A group of American tourists visiting Jaipur witnessed an elephant being beaten by handlers during a tour of Amber Fort. The visitors saw two elephants trying to escape from their handlers while being made to give rides in extremely high temperatures, and around eight men carrying sticks arrived and allegedly proceeded to hit one of the elephants for up to 10 minutes in order to force the animal to obey them. The tourists were taken aback by the sight and immediately began taking photos. They uploaded them to social media, appealed for advice on responding to the incident, and wrote to PETA asking us to take action against this cruelty.
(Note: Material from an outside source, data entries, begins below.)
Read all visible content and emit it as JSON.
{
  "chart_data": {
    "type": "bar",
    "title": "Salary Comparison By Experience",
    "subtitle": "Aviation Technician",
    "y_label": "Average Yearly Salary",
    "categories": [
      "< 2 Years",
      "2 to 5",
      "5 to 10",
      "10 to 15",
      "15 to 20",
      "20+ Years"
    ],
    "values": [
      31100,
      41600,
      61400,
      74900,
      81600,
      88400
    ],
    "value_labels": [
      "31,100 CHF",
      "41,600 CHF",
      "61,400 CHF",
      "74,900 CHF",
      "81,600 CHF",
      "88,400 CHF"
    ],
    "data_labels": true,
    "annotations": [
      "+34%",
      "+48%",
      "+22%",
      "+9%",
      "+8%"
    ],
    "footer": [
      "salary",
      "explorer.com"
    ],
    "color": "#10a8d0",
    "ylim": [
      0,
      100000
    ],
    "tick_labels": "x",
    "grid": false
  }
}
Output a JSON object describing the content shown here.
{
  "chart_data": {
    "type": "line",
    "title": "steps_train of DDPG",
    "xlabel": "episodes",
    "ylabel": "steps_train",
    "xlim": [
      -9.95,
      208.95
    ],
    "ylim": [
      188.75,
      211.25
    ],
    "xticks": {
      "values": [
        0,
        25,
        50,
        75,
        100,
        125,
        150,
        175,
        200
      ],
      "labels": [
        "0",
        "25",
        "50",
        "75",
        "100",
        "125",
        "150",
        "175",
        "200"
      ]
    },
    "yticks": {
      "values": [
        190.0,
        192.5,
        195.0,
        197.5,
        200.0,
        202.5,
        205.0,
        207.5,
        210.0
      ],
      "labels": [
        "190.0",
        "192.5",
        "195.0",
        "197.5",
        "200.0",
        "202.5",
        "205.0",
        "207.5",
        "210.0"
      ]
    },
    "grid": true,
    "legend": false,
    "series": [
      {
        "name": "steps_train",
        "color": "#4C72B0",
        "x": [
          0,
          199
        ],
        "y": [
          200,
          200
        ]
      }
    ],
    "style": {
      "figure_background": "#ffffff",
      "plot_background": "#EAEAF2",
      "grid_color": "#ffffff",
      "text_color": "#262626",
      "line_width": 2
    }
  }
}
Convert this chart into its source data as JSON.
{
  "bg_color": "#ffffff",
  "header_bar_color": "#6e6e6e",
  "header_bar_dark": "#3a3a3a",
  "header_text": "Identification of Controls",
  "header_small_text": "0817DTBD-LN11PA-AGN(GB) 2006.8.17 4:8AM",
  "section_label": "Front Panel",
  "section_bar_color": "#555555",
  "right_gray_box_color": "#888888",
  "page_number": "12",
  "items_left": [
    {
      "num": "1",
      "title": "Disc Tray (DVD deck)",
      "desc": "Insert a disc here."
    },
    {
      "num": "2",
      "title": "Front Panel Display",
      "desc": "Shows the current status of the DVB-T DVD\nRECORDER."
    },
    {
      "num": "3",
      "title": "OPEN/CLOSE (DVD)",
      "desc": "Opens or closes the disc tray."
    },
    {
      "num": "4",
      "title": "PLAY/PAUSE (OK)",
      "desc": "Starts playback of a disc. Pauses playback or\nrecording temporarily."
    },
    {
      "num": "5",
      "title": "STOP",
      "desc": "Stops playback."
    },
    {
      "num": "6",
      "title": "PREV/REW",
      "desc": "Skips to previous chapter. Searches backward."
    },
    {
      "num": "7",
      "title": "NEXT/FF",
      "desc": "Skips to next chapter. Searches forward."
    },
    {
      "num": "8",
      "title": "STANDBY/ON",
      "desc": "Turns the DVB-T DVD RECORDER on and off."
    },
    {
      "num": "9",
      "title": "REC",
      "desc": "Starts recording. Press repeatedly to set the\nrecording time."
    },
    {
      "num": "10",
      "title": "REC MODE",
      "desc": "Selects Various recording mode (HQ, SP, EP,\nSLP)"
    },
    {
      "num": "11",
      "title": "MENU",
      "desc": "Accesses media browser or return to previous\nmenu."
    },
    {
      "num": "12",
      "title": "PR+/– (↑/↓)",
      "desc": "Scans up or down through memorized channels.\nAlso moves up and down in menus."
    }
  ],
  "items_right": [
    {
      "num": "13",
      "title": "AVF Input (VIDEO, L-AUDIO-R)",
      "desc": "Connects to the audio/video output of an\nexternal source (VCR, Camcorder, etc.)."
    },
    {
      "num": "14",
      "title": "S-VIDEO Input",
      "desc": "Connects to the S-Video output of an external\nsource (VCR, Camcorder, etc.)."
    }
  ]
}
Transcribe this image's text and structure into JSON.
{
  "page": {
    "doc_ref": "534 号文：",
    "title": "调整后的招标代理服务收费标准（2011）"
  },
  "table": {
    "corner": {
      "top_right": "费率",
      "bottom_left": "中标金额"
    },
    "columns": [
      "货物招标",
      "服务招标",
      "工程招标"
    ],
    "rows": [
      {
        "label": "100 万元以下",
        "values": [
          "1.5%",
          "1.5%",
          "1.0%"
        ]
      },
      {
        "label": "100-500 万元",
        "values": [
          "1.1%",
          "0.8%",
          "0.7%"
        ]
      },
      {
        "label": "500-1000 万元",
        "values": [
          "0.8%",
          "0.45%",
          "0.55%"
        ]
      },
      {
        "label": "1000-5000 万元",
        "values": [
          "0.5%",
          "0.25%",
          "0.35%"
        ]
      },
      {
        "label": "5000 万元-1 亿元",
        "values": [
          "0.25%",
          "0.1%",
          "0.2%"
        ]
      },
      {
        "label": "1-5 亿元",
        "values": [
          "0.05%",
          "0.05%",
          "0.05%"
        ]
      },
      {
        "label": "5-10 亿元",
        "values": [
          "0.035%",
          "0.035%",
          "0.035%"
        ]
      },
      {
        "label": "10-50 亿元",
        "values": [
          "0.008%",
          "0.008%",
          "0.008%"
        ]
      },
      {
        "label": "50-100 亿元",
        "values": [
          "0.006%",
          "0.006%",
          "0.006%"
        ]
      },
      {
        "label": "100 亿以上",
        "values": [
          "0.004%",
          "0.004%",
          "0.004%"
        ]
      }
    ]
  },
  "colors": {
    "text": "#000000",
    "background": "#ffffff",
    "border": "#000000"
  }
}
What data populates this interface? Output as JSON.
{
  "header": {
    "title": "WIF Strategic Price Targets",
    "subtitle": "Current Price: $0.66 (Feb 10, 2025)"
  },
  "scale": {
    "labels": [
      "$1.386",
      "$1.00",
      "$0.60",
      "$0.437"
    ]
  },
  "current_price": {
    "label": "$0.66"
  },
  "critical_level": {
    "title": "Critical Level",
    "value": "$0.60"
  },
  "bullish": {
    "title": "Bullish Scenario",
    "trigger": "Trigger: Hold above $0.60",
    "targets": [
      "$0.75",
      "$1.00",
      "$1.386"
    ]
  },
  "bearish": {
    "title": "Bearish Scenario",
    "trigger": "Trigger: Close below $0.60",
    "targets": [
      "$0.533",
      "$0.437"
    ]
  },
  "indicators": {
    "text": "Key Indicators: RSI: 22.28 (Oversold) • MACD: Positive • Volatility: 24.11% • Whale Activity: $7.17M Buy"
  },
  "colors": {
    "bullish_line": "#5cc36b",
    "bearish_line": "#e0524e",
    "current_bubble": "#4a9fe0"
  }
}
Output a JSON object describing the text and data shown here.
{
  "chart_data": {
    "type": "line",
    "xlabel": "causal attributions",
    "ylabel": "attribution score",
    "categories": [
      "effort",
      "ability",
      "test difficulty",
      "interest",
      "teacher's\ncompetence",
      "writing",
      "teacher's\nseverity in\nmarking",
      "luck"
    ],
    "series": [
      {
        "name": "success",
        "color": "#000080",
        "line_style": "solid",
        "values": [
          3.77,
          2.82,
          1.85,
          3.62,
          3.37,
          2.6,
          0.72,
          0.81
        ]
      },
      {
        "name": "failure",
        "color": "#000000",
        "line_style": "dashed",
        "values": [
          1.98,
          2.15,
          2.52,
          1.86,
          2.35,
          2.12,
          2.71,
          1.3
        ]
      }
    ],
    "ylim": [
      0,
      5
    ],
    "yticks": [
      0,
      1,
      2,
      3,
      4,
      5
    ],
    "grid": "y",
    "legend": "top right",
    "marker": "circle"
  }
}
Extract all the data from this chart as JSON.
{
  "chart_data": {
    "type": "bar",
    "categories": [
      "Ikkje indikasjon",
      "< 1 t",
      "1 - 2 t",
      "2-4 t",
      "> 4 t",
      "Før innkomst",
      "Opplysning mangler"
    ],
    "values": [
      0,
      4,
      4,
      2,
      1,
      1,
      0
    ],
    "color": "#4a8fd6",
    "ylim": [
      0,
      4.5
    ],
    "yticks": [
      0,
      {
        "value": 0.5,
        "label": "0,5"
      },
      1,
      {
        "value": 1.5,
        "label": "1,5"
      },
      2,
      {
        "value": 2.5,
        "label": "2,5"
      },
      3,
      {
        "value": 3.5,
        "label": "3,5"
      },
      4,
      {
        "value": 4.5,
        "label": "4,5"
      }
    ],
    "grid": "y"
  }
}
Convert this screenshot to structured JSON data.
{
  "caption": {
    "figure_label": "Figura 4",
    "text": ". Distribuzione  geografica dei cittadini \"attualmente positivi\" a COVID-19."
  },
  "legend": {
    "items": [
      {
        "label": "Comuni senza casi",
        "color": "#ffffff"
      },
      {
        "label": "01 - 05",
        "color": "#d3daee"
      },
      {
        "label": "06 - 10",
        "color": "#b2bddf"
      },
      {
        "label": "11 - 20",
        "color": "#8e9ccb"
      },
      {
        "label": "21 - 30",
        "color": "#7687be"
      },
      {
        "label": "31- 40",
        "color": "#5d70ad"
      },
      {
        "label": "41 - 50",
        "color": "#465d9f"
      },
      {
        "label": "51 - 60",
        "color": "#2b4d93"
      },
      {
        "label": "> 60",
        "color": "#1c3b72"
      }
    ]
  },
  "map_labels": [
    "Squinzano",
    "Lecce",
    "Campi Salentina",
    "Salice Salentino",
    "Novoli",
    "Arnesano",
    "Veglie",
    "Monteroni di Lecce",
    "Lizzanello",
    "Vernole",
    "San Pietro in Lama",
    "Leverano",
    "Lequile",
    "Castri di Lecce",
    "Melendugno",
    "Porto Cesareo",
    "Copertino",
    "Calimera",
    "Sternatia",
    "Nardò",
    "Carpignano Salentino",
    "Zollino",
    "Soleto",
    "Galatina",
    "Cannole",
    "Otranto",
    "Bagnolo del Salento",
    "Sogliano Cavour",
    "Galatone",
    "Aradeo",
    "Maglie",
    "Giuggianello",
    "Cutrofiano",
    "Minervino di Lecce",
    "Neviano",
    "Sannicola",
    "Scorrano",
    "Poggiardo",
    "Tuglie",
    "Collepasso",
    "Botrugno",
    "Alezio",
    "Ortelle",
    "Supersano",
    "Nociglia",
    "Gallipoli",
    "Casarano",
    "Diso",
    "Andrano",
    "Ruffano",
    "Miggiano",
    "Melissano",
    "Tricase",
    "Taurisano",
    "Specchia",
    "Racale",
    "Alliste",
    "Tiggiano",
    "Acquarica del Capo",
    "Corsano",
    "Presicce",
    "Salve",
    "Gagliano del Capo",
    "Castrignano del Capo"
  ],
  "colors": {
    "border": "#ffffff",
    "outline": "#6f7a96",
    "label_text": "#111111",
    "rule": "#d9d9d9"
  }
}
Captive elephants in Jaipur who are forced to give rides to tourists are cruelly treated and suffer from physical and mental distress. An extensive inspection of conditions for captive elephants in Jaipur – conducted by a team authorised by the Animal Welfare Board of India (AWBI), which included experienced veterinarians and animal-welfare experts from PETA India, Animal Rahat, Wildlife SOS, and the Centre for Studies on Elephants at the College of Veterinary and Animal Sciences in Kerala – revealed rampant and widespread abuse of elephants used for rides and other tourist activities, in apparent violation of animal-protection laws.
The inspectors found partially blind elephants forced to work, use of banned ankus (rods with a sharp metal hook on one end), use of chains and hobbles with sharp spikes, mutilation of elephants’ ears and tusks, elephants kept chained for long periods, and a lack of space. Denied the opportunity to engage in natural forms of behaviour, such as roaming freely and socialising, elephants rocked repeatedly back and forth.